INLEIDING
Institutionele beleggers zijn veelal lange termijn beleggers met een lange termijn beleggingsbeleid. De bijbehorende Strategische Asset Allocatie (SAA) reflecteert de balans tussen de risicohouding en het vereist rendement voor het behalen van de lange termijn doelen (ambitie). Deze SAA wordt veelal vastgesteld op basis van een Asset Liability Management (ALM) studie, een simulatie van het belegd vermogen en verplichtingen inclusief het macro-economisch en financieel risico.
Asset class benchmarks spelen een belangrijke rol in dit proces. Historische benchmarkdata zijn de basis voor het verwachte toekomstige beleggingsrendement, inclusief de onzekerheid en relaties tussen beleggingscategorieën. Na vaststelling van de SAA worden benchmarks gebruikt voor mandaatstelling bij de implementatie van het beleggingsbeleid en daaraan gerelateerd de performance meting.
Dit artikel gaat in op de rol en de impact van benchmarks in dit totale beleggingsproces. Hoe kies je de juiste benchmark per beleggingscategorie? Wie draagt daar verantwoordelijkheid voor en welke typische valkuilen komen daarbij kijken? Hoe bepalend zijn de benchmarks voor de uiteindelijke SAA? In hoeverre is de daadwerkelijk geïmplementeerde portefeuille in lijn met dit risicoprofiel van de SAA? En hoe ga je bij het vaststellen van de SAA om met nieuwe beleggingsstrategieën en dus benchmarks waar nog weinig historische data van beschikbaar is, zoals bijvoorbeeld illiquide en ESG beleggingen?

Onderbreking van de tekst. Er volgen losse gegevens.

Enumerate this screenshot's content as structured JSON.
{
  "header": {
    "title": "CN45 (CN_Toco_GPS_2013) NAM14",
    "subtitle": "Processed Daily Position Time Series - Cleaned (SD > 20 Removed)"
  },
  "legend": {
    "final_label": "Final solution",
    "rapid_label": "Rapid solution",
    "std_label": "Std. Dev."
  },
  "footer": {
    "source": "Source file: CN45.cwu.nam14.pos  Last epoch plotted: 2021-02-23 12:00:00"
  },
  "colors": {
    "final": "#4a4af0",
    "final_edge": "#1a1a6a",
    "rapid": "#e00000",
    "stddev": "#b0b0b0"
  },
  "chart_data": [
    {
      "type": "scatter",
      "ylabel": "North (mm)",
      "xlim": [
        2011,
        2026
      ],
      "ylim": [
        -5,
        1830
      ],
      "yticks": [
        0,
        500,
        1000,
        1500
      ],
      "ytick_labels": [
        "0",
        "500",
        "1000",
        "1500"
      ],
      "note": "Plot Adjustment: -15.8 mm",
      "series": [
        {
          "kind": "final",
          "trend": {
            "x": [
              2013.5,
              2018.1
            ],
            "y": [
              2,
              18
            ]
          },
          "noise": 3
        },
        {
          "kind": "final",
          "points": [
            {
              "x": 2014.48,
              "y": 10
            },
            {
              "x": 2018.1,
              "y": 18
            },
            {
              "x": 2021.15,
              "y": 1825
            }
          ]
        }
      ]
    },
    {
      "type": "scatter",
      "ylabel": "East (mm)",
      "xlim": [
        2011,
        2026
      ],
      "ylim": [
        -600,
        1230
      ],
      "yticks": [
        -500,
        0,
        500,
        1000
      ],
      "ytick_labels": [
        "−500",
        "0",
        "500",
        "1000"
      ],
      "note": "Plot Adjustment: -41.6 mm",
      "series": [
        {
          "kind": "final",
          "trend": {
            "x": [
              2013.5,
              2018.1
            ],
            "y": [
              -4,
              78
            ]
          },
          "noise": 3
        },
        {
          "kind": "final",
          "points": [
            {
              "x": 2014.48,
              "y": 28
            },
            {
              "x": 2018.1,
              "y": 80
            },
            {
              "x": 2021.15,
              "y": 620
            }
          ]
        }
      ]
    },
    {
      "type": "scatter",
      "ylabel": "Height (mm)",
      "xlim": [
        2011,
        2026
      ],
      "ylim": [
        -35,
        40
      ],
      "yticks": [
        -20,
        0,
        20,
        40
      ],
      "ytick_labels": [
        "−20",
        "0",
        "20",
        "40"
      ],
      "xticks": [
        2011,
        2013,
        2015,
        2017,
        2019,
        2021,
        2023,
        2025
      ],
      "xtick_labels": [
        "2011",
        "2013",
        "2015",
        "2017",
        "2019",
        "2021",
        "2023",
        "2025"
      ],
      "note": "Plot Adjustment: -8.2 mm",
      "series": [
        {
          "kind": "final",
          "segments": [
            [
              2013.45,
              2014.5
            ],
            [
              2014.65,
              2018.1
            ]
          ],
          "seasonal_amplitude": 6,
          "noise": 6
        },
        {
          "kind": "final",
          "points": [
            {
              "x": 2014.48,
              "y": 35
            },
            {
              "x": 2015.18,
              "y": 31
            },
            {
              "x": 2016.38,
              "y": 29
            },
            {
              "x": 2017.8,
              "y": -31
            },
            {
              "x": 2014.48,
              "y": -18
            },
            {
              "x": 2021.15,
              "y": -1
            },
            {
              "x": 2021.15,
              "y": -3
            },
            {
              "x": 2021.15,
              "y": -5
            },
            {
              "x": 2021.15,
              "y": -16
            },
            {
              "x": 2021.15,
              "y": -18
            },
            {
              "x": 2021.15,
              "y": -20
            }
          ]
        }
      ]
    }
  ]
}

DE ROL VAN BENCHMARKS IN HET BELEGGINGSPROCES
In het algemeen is het doel van een benchmark om de prestaties van een manager te vergelijken met de voor hem gedefinieerde doelportefeuille. De rol van benchmarks in het beleggingsproces is echter veel breder. Benchmarks maken het mogelijk om een top-down gelaagdheid in het beleggingsproces aan te brengen. Hiermee kunnen verschillende partijen in het beleggingsproces hun verantwoordelijkheid nemen en waarde toevoegen op basis van hun eigen kennis en kunde.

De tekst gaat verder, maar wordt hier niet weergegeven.